Utah’s Oldest Town
If you’ve lived in Utah your entire life like I have, you probably think you know everything there is to know about Utah. It’s located on the lands of five indigenous tribes the Utes, Navajo, Paiute, Goshute, and Shoshone, it has the Salt Flats, many national parks, and a sometimes-smelly lake called the Great Salt Lake.
But the other day I was wondering what the oldest town in Utah is. I thought maybe it would be someplace around Salt Lake City or possibly someplace like Fillmore (the original state capitol). As it turns out, the oldest town in Utah is Ogden.
According to the Utah History Encyclopedia, Ogden was founded in 1845 by Miles Goodyear, a mountain man working in the northern Utah area. Goodyear offered his fort and claim to the Mormons which they bought in 1847. For context, Utah became the 45th state in 1896 and Vernal(located in eastern Utah) wasn’t incorporated until 1897.

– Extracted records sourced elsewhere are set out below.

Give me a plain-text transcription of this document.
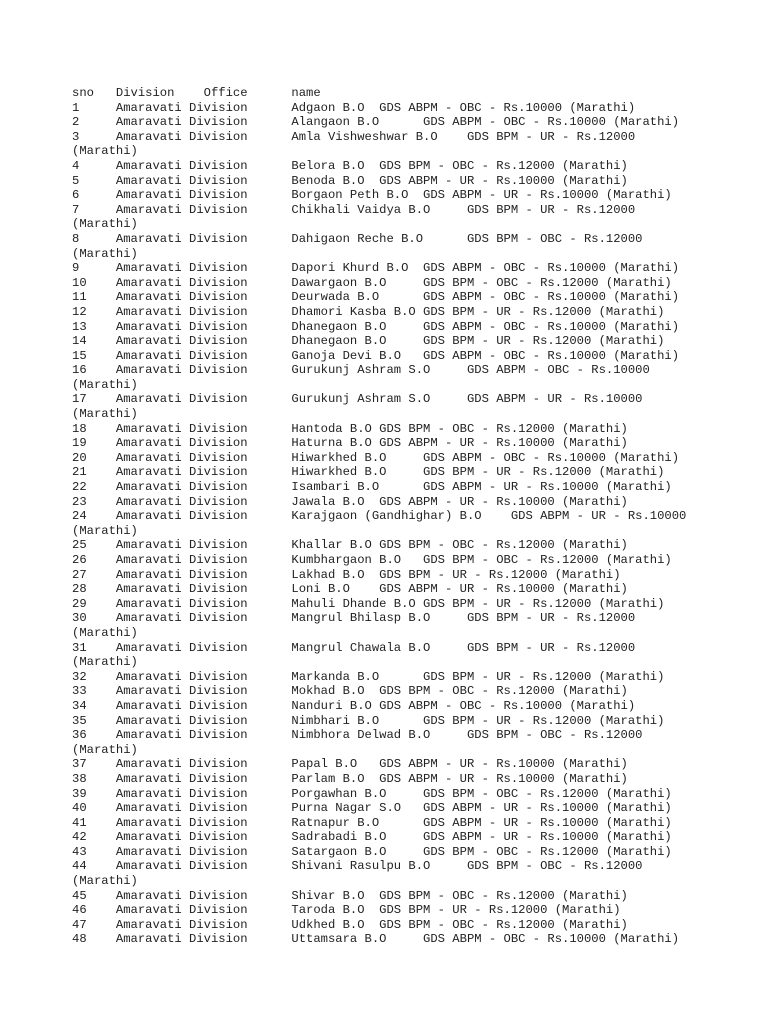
sno   Division    Office      name
1     Amaravati Division      Adgaon B.O  GDS ABPM - OBC - Rs.10000 (Marathi)
2     Amaravati Division      Alangaon B.O      GDS ABPM - OBC - Rs.10000 (Marathi)
3     Amaravati Division      Amla Vishweshwar B.O    GDS BPM - UR - Rs.12000
(Marathi)
4     Amaravati Division      Belora B.O  GDS BPM - OBC - Rs.12000 (Marathi)
5     Amaravati Division      Benoda B.O  GDS ABPM - UR - Rs.10000 (Marathi)
6     Amaravati Division      Borgaon Peth B.O  GDS ABPM - UR - Rs.10000 (Marathi)
7     Amaravati Division      Chikhali Vaidya B.O     GDS BPM - UR - Rs.12000
(Marathi)
8     Amaravati Division      Dahigaon Reche B.O      GDS BPM - OBC - Rs.12000
(Marathi)
9     Amaravati Division      Dapori Khurd B.O  GDS ABPM - OBC - Rs.10000 (Marathi)
10    Amaravati Division      Dawargaon B.O     GDS BPM - OBC - Rs.12000 (Marathi)
11    Amaravati Division      Deurwada B.O      GDS ABPM - OBC - Rs.10000 (Marathi)
12    Amaravati Division      Dhamori Kasba B.O GDS BPM - UR - Rs.12000 (Marathi)
13    Amaravati Division      Dhanegaon B.O     GDS ABPM - OBC - Rs.10000 (Marathi)
14    Amaravati Division      Dhanegaon B.O     GDS BPM - UR - Rs.12000 (Marathi)
15    Amaravati Division      Ganoja Devi B.O   GDS ABPM - OBC - Rs.10000 (Marathi)
16    Amaravati Division      Gurukunj Ashram S.O     GDS ABPM - OBC - Rs.10000
(Marathi)
17    Amaravati Division      Gurukunj Ashram S.O     GDS ABPM - UR - Rs.10000
(Marathi)
18    Amaravati Division      Hantoda B.O GDS BPM - OBC - Rs.12000 (Marathi)
19    Amaravati Division      Haturna B.O GDS ABPM - UR - Rs.10000 (Marathi)
20    Amaravati Division      Hiwarkhed B.O     GDS ABPM - OBC - Rs.10000 (Marathi)
21    Amaravati Division      Hiwarkhed B.O     GDS BPM - UR - Rs.12000 (Marathi)
22    Amaravati Division      Isambari B.O      GDS ABPM - UR - Rs.10000 (Marathi)
23    Amaravati Division      Jawala B.O  GDS ABPM - UR - Rs.10000 (Marathi)
24    Amaravati Division      Karajgaon (Gandhighar) B.O    GDS ABPM - UR - Rs.10000
(Marathi)
25    Amaravati Division      Khallar B.O GDS BPM - OBC - Rs.12000 (Marathi)
26    Amaravati Division      Kumbhargaon B.O   GDS BPM - OBC - Rs.12000 (Marathi)
27    Amaravati Division      Lakhad B.O  GDS BPM - UR - Rs.12000 (Marathi)
28    Amaravati Division      Loni B.O    GDS ABPM - UR - Rs.10000 (Marathi)
29    Amaravati Division      Mahuli Dhande B.O GDS BPM - UR - Rs.12000 (Marathi)
30    Amaravati Division      Mangrul Bhilasp B.O     GDS BPM - UR - Rs.12000
(Marathi)
31    Amaravati Division      Mangrul Chawala B.O     GDS BPM - UR - Rs.12000
(Marathi)
32    Amaravati Division      Markanda B.O      GDS BPM - UR - Rs.12000 (Marathi)
33    Amaravati Division      Mokhad B.O  GDS BPM - OBC - Rs.12000 (Marathi)
34    Amaravati Division      Nanduri B.O GDS ABPM - OBC - Rs.10000 (Marathi)
35    Amaravati Division      Nimbhari B.O      GDS BPM - UR - Rs.12000 (Marathi)
36    Amaravati Division      Nimbhora Delwad B.O     GDS BPM - OBC - Rs.12000
(Marathi)
37    Amaravati Division      Papal B.O   GDS ABPM - UR - Rs.10000 (Marathi)
38    Amaravati Division      Parlam B.O  GDS ABPM - UR - Rs.10000 (Marathi)
39    Amaravati Division      Porgawhan B.O     GDS BPM - OBC - Rs.12000 (Marathi)
40    Amaravati Division      Purna Nagar S.O   GDS ABPM - UR - Rs.10000 (Marathi)
41    Amaravati Division      Ratnapur B.O      GDS ABPM - UR - Rs.10000 (Marathi)
42    Amaravati Division      Sadrabadi B.O     GDS ABPM - UR - Rs.10000 (Marathi)
43    Amaravati Division      Satargaon B.O     GDS BPM - OBC - Rs.12000 (Marathi)
44    Amaravati Division      Shivani Rasulpu B.O     GDS BPM - OBC - Rs.12000
(Marathi)
45    Amaravati Division      Shivar B.O  GDS BPM - OBC - Rs.12000 (Marathi)
46    Amaravati Division      Taroda B.O  GDS BPM - UR - Rs.12000 (Marathi)
47    Amaravati Division      Udkhed B.O  GDS BPM - OBC - Rs.12000 (Marathi)
48    Amaravati Division      Uttamsara B.O     GDS ABPM - OBC - Rs.10000 (Marathi)
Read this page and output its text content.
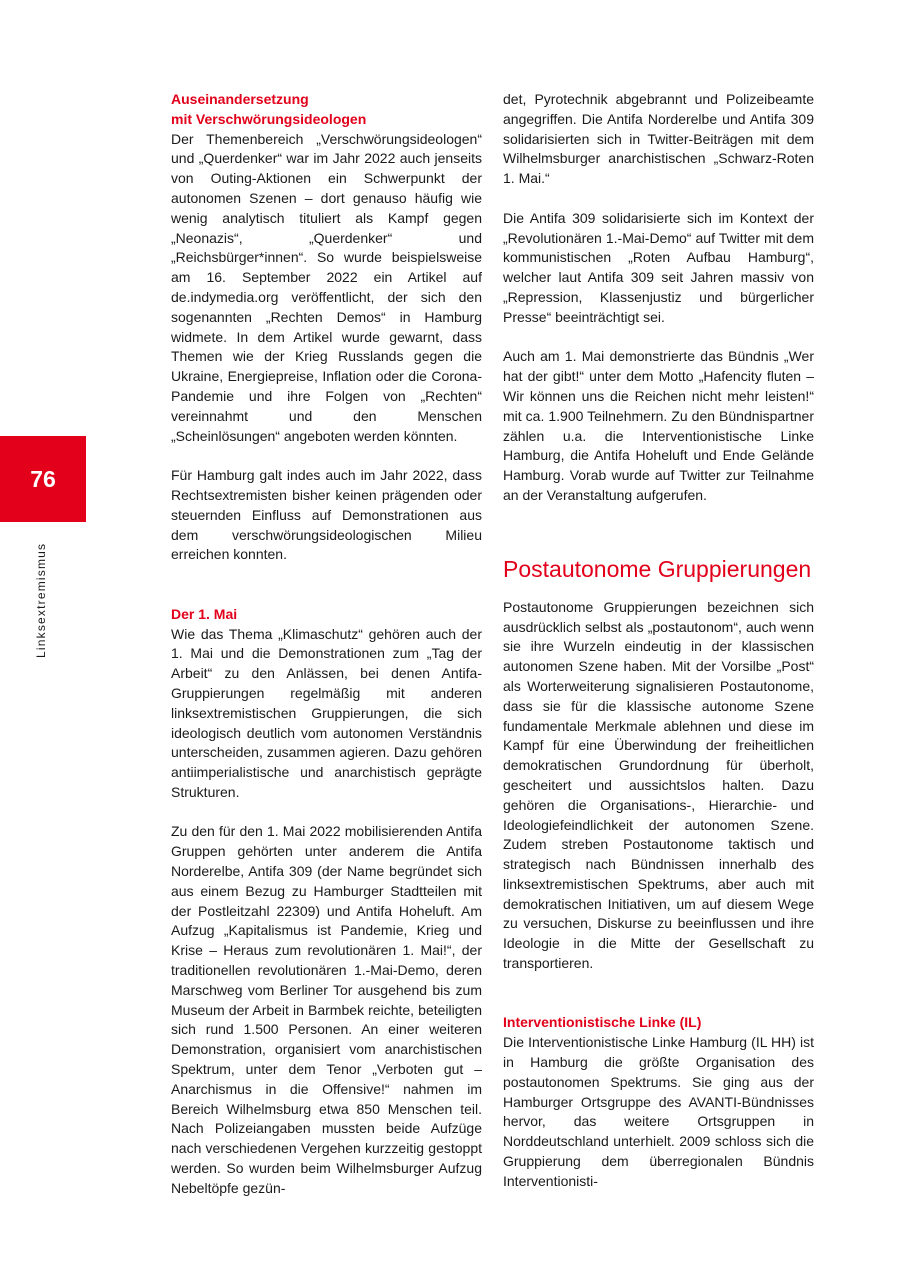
76
Linksextremismus
Auseinandersetzung
mit Verschwörungsideologen

Der Themenbereich „Verschwörungsideologen“ und „Querdenker“ war im Jahr 2022 auch jenseits von Outing-Aktionen ein Schwerpunkt der autonomen Szenen – dort genauso häufig wie wenig analytisch tituliert als Kampf gegen „Neonazis“, „Querdenker“ und „Reichsbürger*innen“. So wurde beispielsweise am 16. September 2022 ein Artikel auf de.indymedia.org veröffentlicht, der sich den sogenannten „Rechten Demos“ in Hamburg widmete. In dem Artikel wurde gewarnt, dass Themen wie der Krieg Russlands gegen die Ukraine, Energiepreise, Inflation oder die Corona-Pandemie und ihre Folgen von „Rechten“ vereinnahmt und den Menschen „Scheinlösungen“ angeboten werden könnten.

Für Hamburg galt indes auch im Jahr 2022, dass Rechtsextremisten bisher keinen prägenden oder steuernden Einfluss auf Demonstrationen aus dem verschwörungsideologischen Milieu erreichen konnten.

Der 1. Mai

Wie das Thema „Klimaschutz“ gehören auch der 1. Mai und die Demonstrationen zum „Tag der Arbeit“ zu den Anlässen, bei denen Antifa-Gruppierungen regelmäßig mit anderen linksextremistischen Gruppierungen, die sich ideologisch deutlich vom autonomen Verständnis unterscheiden, zusammen agieren. Dazu gehören antiimperialistische und anarchistisch geprägte Strukturen.

Zu den für den 1. Mai 2022 mobilisierenden Antifa Gruppen gehörten unter anderem die Antifa Norderelbe, Antifa 309 (der Name begründet sich aus einem Bezug zu Hamburger Stadtteilen mit der Postleitzahl 22309) und Antifa Hoheluft. Am Aufzug „Kapitalismus ist Pandemie, Krieg und Krise – Heraus zum revolutionären 1. Mai!“, der traditionellen revolutionären 1.-Mai-Demo, deren Marschweg vom Berliner Tor ausgehend bis zum Museum der Arbeit in Barmbek reichte, beteiligten sich rund 1.500 Personen. An einer weiteren Demonstration, organisiert vom anarchistischen Spektrum, unter dem Tenor „Verboten gut – Anarchismus in die Offensive!“ nahmen im Bereich Wilhelmsburg etwa 850 Menschen teil. Nach Polizeiangaben mussten beide Aufzüge nach verschiedenen Vergehen kurzzeitig gestoppt werden. So wurden beim Wilhelmsburger Aufzug Nebeltöpfe gezün-

det, Pyrotechnik abgebrannt und Polizeibeamte angegriffen. Die Antifa Norderelbe und Antifa 309 solidarisierten sich in Twitter-Beiträgen mit dem Wilhelmsburger anarchistischen „Schwarz-Roten 1. Mai.“

Die Antifa 309 solidarisierte sich im Kontext der „Revolutionären 1.-Mai-Demo“ auf Twitter mit dem kommunistischen „Roten Aufbau Hamburg“, welcher laut Antifa 309 seit Jahren massiv von „Repression, Klassenjustiz und bürgerlicher Presse“ beeinträchtigt sei.

Auch am 1. Mai demonstrierte das Bündnis „Wer hat der gibt!“ unter dem Motto „Hafencity fluten – Wir können uns die Reichen nicht mehr leisten!“ mit ca. 1.900 Teilnehmern. Zu den Bündnispartner zählen u.a. die Interventionistische Linke Hamburg, die Antifa Hoheluft und Ende Gelände Hamburg. Vorab wurde auf Twitter zur Teilnahme an der Veranstaltung aufgerufen.

Postautonome Gruppierungen

Postautonome Gruppierungen bezeichnen sich ausdrücklich selbst als „postautonom“, auch wenn sie ihre Wurzeln eindeutig in der klassischen autonomen Szene haben. Mit der Vorsilbe „Post“ als Worterweiterung signalisieren Postautonome, dass sie für die klassische autonome Szene fundamentale Merkmale ablehnen und diese im Kampf für eine Überwindung der freiheitlichen demokratischen Grundordnung für überholt, gescheitert und aussichtslos halten. Dazu gehören die Organisations-, Hierarchie- und Ideologiefeindlichkeit der autonomen Szene. Zudem streben Postautonome taktisch und strategisch nach Bündnissen innerhalb des linksextremistischen Spektrums, aber auch mit demokratischen Initiativen, um auf diesem Wege zu versuchen, Diskurse zu beeinflussen und ihre Ideologie in die Mitte der Gesellschaft zu transportieren.

Interventionistische Linke (IL)

Die Interventionistische Linke Hamburg (IL HH) ist in Hamburg die größte Organisation des postautonomen Spektrums. Sie ging aus der Hamburger Ortsgruppe des AVANTI-Bündnisses hervor, das weitere Ortsgruppen in Norddeutschland unterhielt. 2009 schloss sich die Gruppierung dem überregionalen Bündnis Interventionisti-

Ogden got its name in 1851 from the Hudson’s Bay Company trapper Peter Skene Ogden, who was trapping around the Ogden area in 1825. In 1869 when the transcontinental railroad was completed the community changed drastically when Brigham Young and the rest of the Mormon leadership made an agreement with the Union Pacific and Central Pacific railroad companies that Ogden would be the main terminal of the transcontinental line in order to establish political and economic control away from the increasing non-Mormon community.
Ogden is now home to Weber State University, is located near Hill Air Force Base, and is surrounded by things for people who are into the outdoors to do.
So, there you have it, you now know the oldest town in Utah. Go forth with all your big brain knowledge.